I begin to sob, taking a sharp breath, but it does not quell the hitch I have in my heart. This suffocating feeling. The strangulating grief weighing down on me and crushing me alive. She was my best friend.
When I beat leukemia five years ago, my mom was by my side for every bone marrow biopsy, blood transfusion, lumbar puncture, and chemo treatment for two and a half years. My mom had been there for me through all my trauma. My first baby dying, my sexual assault, the abusive relationships, my son almost dying, my cancer—all of it.
There are no words that will suffice as a raft in this rogue wave that is monstrous and threatening, engulfing me within its treacherous waters. The crushes of heaven and Earth are weighing me down beneath that water, and the splintered moonlight is piercing, like a beacon I can’t reach because the waves are too strong.
I watch the snow billowing outside through the giant picture window in a stupor, rocking back and forth. My left hand is clutching my heart, trying to prevent it from leaping out of my chest. There's a pain in my jaw from crying so hard and gasping for air, screaming the next breath out.

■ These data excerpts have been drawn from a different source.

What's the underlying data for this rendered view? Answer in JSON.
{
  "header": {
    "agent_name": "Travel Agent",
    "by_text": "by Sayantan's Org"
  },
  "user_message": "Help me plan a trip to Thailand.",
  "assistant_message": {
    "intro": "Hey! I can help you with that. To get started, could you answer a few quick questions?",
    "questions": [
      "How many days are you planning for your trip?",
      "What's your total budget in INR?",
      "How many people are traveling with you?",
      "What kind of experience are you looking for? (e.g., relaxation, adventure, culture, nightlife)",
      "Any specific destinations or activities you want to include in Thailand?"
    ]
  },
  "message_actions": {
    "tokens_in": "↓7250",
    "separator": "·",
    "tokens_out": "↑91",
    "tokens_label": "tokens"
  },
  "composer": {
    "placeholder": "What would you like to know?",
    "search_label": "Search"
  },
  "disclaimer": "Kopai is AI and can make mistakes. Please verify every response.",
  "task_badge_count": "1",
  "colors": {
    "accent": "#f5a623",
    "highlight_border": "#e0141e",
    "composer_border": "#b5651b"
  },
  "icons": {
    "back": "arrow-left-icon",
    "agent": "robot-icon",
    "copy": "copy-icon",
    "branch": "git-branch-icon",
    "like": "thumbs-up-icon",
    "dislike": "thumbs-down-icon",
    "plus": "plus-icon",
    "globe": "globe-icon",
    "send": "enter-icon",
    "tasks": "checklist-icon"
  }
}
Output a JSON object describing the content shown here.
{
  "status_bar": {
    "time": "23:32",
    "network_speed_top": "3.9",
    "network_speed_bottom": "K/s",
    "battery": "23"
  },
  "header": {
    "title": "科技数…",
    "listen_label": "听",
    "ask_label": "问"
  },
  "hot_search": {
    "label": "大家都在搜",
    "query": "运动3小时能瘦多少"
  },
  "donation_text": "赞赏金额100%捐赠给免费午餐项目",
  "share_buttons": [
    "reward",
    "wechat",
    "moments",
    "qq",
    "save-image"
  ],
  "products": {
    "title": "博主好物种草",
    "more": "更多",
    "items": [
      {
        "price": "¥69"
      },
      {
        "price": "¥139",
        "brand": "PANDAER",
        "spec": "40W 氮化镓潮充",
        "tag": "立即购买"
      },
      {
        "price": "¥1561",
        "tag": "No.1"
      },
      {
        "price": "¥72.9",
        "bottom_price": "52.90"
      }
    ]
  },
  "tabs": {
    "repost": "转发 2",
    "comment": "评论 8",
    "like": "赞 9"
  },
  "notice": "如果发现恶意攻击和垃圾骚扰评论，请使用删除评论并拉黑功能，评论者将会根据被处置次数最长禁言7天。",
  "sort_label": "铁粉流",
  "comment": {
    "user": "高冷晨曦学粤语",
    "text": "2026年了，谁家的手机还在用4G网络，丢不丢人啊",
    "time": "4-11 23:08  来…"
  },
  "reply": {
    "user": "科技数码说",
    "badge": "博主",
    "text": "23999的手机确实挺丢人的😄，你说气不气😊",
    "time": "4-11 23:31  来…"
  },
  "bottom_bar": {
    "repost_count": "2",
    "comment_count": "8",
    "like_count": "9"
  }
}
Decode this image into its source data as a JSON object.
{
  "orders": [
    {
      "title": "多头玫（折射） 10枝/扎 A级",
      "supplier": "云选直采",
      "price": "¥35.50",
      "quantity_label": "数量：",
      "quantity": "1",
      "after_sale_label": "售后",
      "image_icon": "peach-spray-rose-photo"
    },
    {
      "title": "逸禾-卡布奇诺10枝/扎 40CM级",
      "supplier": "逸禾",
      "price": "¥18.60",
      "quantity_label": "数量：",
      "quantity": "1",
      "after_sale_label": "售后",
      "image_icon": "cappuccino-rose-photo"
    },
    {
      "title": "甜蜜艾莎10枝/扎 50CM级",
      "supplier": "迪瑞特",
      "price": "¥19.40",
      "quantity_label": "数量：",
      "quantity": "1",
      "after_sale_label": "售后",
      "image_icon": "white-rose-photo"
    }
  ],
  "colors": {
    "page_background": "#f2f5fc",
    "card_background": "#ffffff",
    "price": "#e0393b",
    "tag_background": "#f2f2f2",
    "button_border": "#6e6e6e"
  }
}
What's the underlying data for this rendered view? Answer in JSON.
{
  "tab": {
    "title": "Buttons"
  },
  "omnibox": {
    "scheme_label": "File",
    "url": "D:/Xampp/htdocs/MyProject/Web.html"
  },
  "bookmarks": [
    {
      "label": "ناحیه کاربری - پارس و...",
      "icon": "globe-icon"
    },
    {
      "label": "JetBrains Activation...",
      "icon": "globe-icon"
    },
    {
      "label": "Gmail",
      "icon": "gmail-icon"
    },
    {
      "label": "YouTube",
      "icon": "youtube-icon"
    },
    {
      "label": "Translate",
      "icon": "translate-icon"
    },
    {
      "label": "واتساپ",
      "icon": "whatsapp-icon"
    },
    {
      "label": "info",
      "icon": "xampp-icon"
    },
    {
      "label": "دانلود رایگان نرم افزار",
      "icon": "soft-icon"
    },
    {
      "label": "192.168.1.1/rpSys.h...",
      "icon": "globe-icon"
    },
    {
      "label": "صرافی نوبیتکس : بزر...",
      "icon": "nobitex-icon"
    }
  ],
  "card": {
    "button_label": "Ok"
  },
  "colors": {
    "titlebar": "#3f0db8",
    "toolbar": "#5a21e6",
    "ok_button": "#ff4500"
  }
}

Somehow, I find myself stumbling back to my bedroom. I collapse at the foot of the bed, my phone still in hand, as though it’s the life force keeping me anchored in this realm. If I drop it, I will become untethered and end up somewhere time, space, and walls don't exist.
The winds outside my window whistle.
It's unclear how long I lay on the floor, the darkness of the room closing in on me, the weight of my sadness crushing my bones and snuffing out my light. It takes all I have to peel myself off the carpet and retreat downstairs to get another weed gummy—my only vice. It helps me on the nights my mind wakes up and doesn't let me go back to sleep.
My drinking adventures began in my teens, but it never became a problem until I realized I was miserable in my marriage. Paired with the chemo that caused insomnia, the alcohol had me in a chokehold. When I finally managed to break free, I never wanted to return to its clutches.
I fill a glass of water and pad back to the living room, flicking the TV on. Mindlessly, I scroll through my different streaming services, trying to find something funny. Something comforting.
Friends.
The sitcom had been there for me in my darkest hours while I walked with leukemia, slaying the beast I fear will return for me one day.
Neither here nor there right now.
Right now, I have to focus on holding myself together while everything I know comes crashing down around me.
I let my mind relax while I watch my favorite show, losing myself in the quips and banter of the actors on the screen.
After three episodes, my eyes get heavy and I feel as though I could possibly sleep again.
As I drift off, I wonder if Mama will come to me tonight and tell me she made it safely to the other side.
But it isn't my mom who comes to me.
I'm standing in a field at the foot of the mountains, fog resting on the ground. The moon is high in the sky, illuminating the fog eerily in a pearlescent glow, like it is glinting off newly fallen snow. It looks like a field of fallen stars. A black shadow is silhouetted against the moon. Whomever he is, the savage aura about him runs me through to my bones.
His face slowly comes into focus. The merciless beauty of his face unhinges me with a sharp jawline, jet-black hair, and lashes that frame the most crystal-blue eyes I have ever seen. Behind the sinister smoothness in his smile, something beckons me to him. I try to marshal the thoughts to run but as much as I fear this, I’m afraid I will never want anything more.
My white dress billows out in front of me in a beguiled breeze as I await his approach.
Perhaps he is the angel of death, coming for me, too.
He's tall and muscular; his black shirt makes his eyes pop, striking against the dark midnight blue of the sky. The moon bathes his face in light, contrasting the midnight black of his hair. He looks formidable as he draws closer to me, something fatal in his eyes foretelling a disastrous end.
I should run.
“Hello, I’m Sebastian,” his cruel voice reverberates through our misty midnight encounter. There is beauty in the deadly, smooth cadence.
I freeze in place as all-consuming, all-encompassing passion weighs me down like gel in a heating pack, warm and heavy, soothing yet passionate. Wanting nothing more but for him to reach me, to pull me up and kiss me urgently as though his life depends on it, I beckon him closer with a glint in my eye.
“I'm Lasayah,” I hear myself respond. “But I go by Sayah.”
“A beautiful name for such a beautiful woman,” he speaks through luscious lips, but the words don’t register.
The danger in his eyes, the destructive darkness, is like looking at something terrible for you, yet wanting it all the more because of that. He is darkness, and I want to be in darkness with him.
He inches closer, his cool voice coaxing and enticing, sexy and deep, “Sayah, what are you doing in my dreams?”
In his dreams? Isn't this my dream? Is this a dream at all? How is this possible?